Somatic mutations that upregulate Nrf2. Mutations that result in gain of function are depicted in octagonal shapes outlined in blue, and those that result in loss of function are outlined in red. (A) Transcription of the NFE2L2 gene is increased by mutant KRAS and Myc. (B) Inhibition of GSK-3 and failure to form the DSGIS phosphodegron is likely to occur from mutations in EGFR, PIK3CA and PTEN. (C) Mutations in Keap1 or mutations in the DLG or ETGE motifs in Nrf2 result in failure of CRL^Keap1 to ubiquitylate and repress Nrf2. (D) Accumulation of Nrf2 in tumors induces ARE genes, leading to increases in ROS scavenging, increases in metabolic detoxication, and efflux of endogenous electrophiles.

Fig. 15

Metabolic activation of carcinogens by inducible human reductases encoded by genes that are regulated via ARE sequences.
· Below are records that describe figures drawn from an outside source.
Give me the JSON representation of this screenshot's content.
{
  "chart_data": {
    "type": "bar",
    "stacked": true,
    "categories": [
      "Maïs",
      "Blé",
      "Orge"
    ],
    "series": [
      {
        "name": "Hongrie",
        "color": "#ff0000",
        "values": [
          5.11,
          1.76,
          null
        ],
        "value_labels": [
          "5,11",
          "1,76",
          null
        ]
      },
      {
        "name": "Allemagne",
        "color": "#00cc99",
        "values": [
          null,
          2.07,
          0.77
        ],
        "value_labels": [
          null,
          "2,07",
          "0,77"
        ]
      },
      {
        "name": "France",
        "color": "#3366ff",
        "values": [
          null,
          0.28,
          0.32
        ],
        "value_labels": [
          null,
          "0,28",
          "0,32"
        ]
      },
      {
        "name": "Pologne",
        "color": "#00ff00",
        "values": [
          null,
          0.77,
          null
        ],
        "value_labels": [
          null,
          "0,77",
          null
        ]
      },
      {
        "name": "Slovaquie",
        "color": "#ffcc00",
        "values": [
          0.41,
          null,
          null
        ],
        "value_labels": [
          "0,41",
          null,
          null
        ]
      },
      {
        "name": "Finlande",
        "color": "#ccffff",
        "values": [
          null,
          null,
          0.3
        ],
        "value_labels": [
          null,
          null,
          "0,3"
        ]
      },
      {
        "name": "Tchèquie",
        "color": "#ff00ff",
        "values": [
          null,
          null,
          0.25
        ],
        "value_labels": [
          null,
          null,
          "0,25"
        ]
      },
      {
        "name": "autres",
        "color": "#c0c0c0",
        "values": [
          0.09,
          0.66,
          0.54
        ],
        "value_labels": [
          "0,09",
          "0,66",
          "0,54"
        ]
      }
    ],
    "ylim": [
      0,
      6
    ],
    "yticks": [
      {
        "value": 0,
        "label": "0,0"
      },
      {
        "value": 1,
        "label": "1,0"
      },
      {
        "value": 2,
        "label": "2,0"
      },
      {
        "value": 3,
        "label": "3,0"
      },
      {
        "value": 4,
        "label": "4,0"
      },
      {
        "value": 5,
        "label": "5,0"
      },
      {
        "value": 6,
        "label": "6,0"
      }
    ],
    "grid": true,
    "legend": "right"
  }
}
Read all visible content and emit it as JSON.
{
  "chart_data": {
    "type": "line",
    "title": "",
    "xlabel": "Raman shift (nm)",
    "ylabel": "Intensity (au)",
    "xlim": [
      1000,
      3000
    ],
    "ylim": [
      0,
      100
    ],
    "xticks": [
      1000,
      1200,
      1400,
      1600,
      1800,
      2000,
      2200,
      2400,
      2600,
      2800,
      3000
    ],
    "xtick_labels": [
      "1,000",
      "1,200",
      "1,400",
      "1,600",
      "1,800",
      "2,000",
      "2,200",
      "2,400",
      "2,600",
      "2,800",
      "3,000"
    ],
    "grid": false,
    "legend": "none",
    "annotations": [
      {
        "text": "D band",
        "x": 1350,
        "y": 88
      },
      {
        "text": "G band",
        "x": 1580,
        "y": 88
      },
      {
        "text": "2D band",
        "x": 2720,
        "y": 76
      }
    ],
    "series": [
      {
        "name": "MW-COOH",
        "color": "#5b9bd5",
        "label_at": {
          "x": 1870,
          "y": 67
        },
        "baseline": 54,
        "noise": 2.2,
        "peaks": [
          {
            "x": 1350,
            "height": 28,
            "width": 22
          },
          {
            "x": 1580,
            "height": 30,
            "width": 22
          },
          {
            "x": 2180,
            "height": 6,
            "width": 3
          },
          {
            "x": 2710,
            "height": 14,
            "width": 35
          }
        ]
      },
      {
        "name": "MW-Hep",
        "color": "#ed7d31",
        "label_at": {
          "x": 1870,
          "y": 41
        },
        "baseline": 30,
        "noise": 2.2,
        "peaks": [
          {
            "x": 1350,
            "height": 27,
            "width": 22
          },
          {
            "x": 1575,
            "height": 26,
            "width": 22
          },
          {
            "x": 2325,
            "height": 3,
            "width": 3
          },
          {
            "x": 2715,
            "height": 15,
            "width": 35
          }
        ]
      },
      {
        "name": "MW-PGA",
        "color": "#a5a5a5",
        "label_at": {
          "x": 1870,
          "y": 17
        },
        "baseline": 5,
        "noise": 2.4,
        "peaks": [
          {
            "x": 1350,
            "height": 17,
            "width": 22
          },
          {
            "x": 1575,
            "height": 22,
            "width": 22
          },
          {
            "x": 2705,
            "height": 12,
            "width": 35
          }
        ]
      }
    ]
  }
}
AKR1C family members and NQO1 are capable of activating carcinogens. The AhR and Nrf2 transcription factors are depicted in red letters (toward the left-hand side) with an arrow pointing to their cognate cis-elements through which they regulate their target genes; a blunted red arrow above the transcription factors indicates circumstances when it might be desirable to inhibit their activity. To the right of the enzymes (depicted in blue boxes, shown slightly left of center), reactions representing the activation of carcinogens are shown linked to individual isoenzymes, and the consequences of carcinogen activation on DNA adduct formation are presented on the far right-hand side. The blue lines leading from carcinogen metabolites and ROS toward AhR and Nrf2 refer to pathways that result in transcription factor activation. The individual pathways are described below. (A) PAHs, e.g., tobacco and environmental carcinogens, are activated by AKR1C isoenzymes through NADP⁺-dependent oxidation of PAH-trans-dihydrodiols to their PAH ortho-quinones. In turn, PAH ortho-quinones are unstable and spontaneously generate ROS. Furthermore, PAH ortho-quinones are ligands for the AhR, and both PAH ortho-quinones and ROS induce Nrf2-target gene expression, which further exacerbates activation of PAHs. (B) NNK is a tobacco carcinogen that is converted by AKR1C isoenzymes to S-NNAL, which cannot be glucuronidated and as a consequence provides an additional source of DNA adducts. The induction of Nrf2-target gene expression by tobacco smoke further exacerbates the conversion of NNK to S-NNAL. (C) Nitroarenes, a carcinogenic component of diesel exhaust, undergo an NQO1-catalyzed six-electron reduction to yield aminoarenes, resulting in DNA adducts and ROS formation. The generation of ROS can induce Nrf2-target gene expression, which further exacerbates nitroarene activation. It is likely that Nrf2 is activated by diesel exhaust exposure.